Here are steps you can take to stop emotional eating episodes and break the cycle:
Learn to recognize hunger. Next time you reach for a snack, ask yourself what’s driving it. If you are truly hungry, you’ll notice physical symptoms such as a growling stomach. Other less obvious hunger cues include grouchiness and trouble focusing. If you don't have those signs, you likely don’t need to eat right then.
Keep a journal. Take the time to create a mood and food journal. Write down what and when you eat each day. Also include the feelings you were having at the time and if you were truly hungry. You may find that certain feelings, such as anger or sadness, lead to your overeating. Once you see these triggers, you can learn healthier ways to deal with them. For example, if you have stress, take a walk around the block. Don't try to relieve it with food.
Build a support network. Having friends and family around you who support your efforts to change your eating habits can improve your chances of success. It may also be helpful to join a support group. This will help you meet other people with similar problems and learn better ways of coping. One such group is the 12-step program Overeaters Anonymous.
Find other interests. Finding an activity that you enjoy can increase self-confidence, which is often poor in emotional eaters. Examples might be yoga, playing a musical instrument, volunteering, or painting. You may find that your eating is driven by boredom. If that's so, then a new interest can fill your hours and make you less likely to look to food for emotional satisfaction.

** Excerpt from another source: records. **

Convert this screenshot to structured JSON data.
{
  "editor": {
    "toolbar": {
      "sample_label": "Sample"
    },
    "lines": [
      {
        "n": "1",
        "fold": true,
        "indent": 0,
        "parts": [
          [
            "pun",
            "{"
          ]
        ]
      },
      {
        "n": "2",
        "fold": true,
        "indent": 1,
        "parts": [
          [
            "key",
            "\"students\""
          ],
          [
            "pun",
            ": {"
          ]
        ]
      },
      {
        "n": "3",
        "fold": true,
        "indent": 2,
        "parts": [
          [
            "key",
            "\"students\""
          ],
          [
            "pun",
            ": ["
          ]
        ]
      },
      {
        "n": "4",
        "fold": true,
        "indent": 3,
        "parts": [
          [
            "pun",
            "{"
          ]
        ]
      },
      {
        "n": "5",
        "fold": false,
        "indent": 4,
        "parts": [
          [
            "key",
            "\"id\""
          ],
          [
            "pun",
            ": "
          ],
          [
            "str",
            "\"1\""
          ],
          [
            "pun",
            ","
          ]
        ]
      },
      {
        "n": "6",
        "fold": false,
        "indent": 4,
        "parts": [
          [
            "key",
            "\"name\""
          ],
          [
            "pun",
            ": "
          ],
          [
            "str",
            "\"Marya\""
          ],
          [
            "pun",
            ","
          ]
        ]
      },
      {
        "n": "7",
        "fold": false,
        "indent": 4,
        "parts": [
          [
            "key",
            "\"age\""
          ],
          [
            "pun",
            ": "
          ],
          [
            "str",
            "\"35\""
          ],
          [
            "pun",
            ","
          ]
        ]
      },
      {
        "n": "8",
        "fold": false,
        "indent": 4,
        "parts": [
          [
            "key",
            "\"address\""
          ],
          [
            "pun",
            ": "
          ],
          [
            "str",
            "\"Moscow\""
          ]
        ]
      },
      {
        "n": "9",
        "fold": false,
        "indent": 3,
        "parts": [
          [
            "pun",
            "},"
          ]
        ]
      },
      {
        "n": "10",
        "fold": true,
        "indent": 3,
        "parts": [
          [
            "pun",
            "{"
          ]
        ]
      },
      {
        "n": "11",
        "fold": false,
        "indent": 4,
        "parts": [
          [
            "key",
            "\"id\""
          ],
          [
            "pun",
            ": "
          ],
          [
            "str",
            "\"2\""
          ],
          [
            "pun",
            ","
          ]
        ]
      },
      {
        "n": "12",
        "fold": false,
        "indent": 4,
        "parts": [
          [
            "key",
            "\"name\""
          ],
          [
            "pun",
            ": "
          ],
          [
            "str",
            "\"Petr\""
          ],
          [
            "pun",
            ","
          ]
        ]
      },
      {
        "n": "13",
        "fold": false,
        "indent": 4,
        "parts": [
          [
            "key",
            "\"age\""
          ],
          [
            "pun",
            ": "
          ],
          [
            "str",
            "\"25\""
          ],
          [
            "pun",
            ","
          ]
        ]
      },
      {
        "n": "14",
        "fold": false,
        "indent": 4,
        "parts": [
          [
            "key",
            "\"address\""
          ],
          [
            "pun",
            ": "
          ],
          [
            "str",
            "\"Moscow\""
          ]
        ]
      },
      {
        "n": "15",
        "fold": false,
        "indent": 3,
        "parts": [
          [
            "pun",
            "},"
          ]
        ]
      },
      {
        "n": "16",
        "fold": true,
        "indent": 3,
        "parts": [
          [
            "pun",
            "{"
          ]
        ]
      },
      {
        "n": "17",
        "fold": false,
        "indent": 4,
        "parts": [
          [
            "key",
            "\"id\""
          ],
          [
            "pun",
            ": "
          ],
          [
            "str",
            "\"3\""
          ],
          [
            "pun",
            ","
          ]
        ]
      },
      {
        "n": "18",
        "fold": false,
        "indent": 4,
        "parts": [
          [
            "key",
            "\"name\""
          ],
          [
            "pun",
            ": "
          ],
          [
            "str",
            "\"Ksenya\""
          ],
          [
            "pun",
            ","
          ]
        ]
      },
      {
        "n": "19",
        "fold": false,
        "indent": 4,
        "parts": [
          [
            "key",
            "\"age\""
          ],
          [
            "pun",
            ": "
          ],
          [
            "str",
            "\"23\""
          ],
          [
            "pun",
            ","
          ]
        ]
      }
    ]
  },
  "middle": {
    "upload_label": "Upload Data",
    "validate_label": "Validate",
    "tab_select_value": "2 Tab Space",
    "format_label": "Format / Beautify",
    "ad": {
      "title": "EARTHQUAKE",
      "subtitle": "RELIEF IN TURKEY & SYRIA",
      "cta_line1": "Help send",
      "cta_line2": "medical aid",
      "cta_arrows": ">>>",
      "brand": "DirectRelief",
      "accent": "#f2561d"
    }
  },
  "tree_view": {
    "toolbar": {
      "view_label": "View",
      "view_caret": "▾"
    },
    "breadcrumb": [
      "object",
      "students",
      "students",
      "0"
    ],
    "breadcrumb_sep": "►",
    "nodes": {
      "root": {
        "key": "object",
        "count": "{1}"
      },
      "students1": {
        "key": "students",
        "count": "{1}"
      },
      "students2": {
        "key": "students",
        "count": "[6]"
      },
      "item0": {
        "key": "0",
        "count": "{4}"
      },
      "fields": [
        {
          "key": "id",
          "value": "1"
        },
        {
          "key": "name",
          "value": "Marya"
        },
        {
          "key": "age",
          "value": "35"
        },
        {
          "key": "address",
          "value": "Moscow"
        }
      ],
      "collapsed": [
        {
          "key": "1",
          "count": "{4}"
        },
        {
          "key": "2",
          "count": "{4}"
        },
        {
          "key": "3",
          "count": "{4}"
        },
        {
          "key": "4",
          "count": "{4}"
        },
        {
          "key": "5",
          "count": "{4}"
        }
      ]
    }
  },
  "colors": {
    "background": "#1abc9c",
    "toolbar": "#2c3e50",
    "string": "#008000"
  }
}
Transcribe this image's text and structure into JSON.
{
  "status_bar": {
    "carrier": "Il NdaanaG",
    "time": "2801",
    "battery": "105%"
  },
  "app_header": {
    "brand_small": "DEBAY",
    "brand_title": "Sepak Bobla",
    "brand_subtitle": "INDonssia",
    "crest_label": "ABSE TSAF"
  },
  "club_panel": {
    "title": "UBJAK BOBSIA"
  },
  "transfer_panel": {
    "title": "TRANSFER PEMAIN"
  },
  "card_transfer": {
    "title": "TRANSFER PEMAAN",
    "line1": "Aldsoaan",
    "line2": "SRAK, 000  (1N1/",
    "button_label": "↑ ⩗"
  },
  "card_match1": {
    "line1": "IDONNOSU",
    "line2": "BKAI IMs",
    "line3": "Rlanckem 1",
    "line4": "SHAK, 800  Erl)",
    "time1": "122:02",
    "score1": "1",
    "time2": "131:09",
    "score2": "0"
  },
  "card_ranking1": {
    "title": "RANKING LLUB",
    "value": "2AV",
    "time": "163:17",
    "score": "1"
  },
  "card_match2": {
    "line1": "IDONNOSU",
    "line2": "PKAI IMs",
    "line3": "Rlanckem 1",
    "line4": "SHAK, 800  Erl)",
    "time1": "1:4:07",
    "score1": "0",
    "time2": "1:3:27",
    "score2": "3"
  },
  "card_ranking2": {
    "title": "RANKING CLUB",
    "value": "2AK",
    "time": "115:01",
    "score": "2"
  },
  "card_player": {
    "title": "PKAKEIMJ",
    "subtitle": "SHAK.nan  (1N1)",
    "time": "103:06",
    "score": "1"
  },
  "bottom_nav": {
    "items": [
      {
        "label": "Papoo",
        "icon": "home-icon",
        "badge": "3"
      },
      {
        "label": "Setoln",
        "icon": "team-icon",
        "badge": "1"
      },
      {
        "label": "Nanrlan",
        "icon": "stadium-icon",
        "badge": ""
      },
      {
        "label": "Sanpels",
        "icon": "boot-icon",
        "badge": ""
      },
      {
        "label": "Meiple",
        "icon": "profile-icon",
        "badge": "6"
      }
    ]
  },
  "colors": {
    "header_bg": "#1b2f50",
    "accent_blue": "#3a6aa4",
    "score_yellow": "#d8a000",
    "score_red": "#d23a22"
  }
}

Get help if needed. If you can’t control emotional eating on your own, think about getting professional help to change your behavior. A form of psychotherapy called cognitive behavioral therapy can help. It can teach you to change your eating habits and deal with unpleasant emotions in a better way. Medicines, including antidepressants and appetite suppressants, may also help. Talk with your healthcare provider to learn about more treatment choices.